季節や年齢によって異なるトリミングを利用すべき頻度

犬 散歩

トリミングショップの来店頻度は月に一度、二カ月に一度が一般的です。この頻度には実は犬の皮膚、被毛の事を考えた意味があります。犬にとっての理想的な入浴頻度は人間の頻度とは大きく違います。正しく理解することで犬の皮膚、被毛を良好な状態に保つ事が大切です。

過度な洗浄は逆効果

人間は入浴でリラックス効果があり、温泉なども大変快適だと感じます。犬もリラックスをさせてあげたい、疲労やストレスを軽減してあげたいと考えると頻繁な入浴が必要だと考えて仕舞う方がいます。しかし犬にとって入浴は必ずしも快適ではありません。犬は人間の様に体を濡らすことが得意で快適ではありません。たとえ大人しくトリミングを受け入れていても内心ではストレスを抱えています。

また過度に洗浄すると、皮膚に本来あるべき皮脂が洗い流されてしまい、皮膚は乾燥しかゆみや湿疹を引き起こす悪循環に陥ちます。犬の洗浄は抜け毛や表面についた汚れを洗い流すためと考え月に一度程度で十分です。特別に汚れが目立つ、抜け毛が目立つという場合のみ月に2回程度の洗浄を行えば十分です。

老犬や皮膚トラブルがある場合は頻度を下げる

老犬や皮膚トラブルを抱えている犬の場合、出来る限り皮膚、被毛への負担、心身へのストレスや負担を軽減するためにシャンプーの頻度は最低限に抑えます。シャンプーをする場合、小型犬でも30分ほど時間がかかります。この時間は一見短くも思えますが老犬には相当な体力消耗を招きます。
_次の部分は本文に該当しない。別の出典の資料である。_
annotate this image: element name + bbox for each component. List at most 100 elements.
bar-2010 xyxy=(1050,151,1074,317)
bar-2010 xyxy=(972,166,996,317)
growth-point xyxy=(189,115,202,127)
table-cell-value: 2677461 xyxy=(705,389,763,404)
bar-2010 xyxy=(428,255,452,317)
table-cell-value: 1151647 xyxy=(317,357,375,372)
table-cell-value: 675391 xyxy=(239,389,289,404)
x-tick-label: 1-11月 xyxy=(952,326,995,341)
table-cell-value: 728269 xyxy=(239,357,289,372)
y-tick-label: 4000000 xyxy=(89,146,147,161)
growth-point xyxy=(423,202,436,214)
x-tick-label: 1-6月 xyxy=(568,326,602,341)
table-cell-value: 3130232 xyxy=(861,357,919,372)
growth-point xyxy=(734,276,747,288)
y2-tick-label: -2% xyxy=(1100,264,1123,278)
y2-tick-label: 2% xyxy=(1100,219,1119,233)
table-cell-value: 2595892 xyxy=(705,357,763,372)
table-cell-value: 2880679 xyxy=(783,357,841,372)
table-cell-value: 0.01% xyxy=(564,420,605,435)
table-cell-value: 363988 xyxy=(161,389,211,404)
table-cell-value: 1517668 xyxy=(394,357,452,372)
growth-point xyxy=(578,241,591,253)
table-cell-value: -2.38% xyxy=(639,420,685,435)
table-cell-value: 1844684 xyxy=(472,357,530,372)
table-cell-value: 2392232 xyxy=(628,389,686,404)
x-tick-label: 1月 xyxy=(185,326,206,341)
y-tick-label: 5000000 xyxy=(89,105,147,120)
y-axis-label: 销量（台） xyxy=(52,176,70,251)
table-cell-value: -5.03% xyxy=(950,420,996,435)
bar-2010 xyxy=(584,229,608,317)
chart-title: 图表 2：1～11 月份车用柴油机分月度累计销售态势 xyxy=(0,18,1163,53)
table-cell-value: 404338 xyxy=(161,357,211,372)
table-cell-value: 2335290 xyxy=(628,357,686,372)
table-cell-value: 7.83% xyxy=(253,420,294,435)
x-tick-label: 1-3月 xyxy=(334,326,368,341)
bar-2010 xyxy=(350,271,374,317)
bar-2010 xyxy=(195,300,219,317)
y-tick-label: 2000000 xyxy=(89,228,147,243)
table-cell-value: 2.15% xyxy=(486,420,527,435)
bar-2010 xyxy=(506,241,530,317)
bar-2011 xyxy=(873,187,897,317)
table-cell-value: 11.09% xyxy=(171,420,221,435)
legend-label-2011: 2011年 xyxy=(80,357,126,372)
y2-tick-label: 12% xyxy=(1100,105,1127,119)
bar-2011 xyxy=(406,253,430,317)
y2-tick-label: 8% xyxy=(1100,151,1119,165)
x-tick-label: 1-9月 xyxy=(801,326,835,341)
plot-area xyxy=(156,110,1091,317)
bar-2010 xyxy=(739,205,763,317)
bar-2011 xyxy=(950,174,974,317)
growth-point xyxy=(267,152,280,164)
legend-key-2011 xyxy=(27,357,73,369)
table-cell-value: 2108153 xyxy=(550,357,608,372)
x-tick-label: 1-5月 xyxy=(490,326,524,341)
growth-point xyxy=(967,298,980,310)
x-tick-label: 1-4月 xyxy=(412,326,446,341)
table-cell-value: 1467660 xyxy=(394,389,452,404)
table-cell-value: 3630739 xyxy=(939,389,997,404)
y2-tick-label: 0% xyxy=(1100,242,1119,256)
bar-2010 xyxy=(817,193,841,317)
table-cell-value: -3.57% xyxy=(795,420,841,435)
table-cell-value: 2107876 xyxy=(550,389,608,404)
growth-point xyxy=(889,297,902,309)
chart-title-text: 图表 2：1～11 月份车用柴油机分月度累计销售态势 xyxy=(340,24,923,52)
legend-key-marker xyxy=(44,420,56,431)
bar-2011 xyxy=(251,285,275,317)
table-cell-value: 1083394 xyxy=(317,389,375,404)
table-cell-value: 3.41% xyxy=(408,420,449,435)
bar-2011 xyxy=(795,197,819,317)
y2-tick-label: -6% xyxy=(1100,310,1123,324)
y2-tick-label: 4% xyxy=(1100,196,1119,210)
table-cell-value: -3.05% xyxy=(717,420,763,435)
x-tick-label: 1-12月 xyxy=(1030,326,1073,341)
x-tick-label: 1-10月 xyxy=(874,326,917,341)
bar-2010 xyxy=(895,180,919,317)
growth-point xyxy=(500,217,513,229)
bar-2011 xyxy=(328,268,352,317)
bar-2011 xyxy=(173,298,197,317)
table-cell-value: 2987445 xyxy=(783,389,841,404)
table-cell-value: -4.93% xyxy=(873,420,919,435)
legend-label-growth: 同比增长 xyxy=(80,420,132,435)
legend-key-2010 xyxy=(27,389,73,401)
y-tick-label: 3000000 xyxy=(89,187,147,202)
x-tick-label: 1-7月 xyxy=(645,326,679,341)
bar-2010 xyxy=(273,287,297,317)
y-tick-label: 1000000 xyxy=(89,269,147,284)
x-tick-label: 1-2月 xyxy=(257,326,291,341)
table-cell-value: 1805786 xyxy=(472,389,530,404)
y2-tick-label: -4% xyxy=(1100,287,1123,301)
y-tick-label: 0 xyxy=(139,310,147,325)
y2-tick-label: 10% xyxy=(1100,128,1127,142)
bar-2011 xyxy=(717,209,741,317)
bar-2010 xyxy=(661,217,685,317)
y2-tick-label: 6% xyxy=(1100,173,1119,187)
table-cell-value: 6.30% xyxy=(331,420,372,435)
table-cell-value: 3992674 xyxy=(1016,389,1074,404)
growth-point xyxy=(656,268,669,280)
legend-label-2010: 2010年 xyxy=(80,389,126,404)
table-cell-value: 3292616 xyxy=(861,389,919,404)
またシャンプー後のドライヤーは皮膚を過度に乾燥させ、血流を促進しかゆみを一時的に増大させることがあります。老犬は体臭が強くなる傾向がありますがこれは加齢によるものであって決して不潔だからではありません。こまめにシャンプーをすることでは根本的な解決にはなりません。また皮膚トラブルがある場合も同様で過度なシャンプーが皮膚を刺激し、症状を悪化させることもあります。治療中の場合は動物病院で相談をして適切なシャンプーの回数、使用すべきシャンプー剤について指示を仰ぎます。

冬のシャンプーは最低限に抑えるべき

冬は暖房機器の利用で空気が常に乾燥状態にあります。この時期、犬のデリケートな皮膚も乾燥のダメージを受けているので、シャンプーやその後のドライヤーの利用で症状が悪化することがあります。犬の換毛期は春と秋の2回です。秋の換毛期に十分にお手入れをして抜け毛を取り去っておくことで、冬の抜け毛は少なく抑えることが出来ます。冬はできる限りシャンプーの回数をおさえるよう工夫が必要です。体臭や抜け毛が気になる場合は、水のいらないシャンプー剤を利用したり、ブラッシングローションを利用したブラッシングでも十分なお手入れ効果が得られます。この方法であれば乾燥してダメージを受けている皮膚や被毛にこれ以上の負担をかけることなく手軽に自宅でお手入れが出来ます。

まとめ

犬の皮膚はとてもデリケートです。シャンプーの頻度は季節や体調、年齢によって調整する必要があります。こまめにシャンプーをすることが必ずしもベストな方法ではないので、通常は月に一度、冬場は二カ月に一度程度を目安に考えておきます。シャンプー後の乾燥や痒みが目立つ場合は保湿ケアも合わせて取り入れます。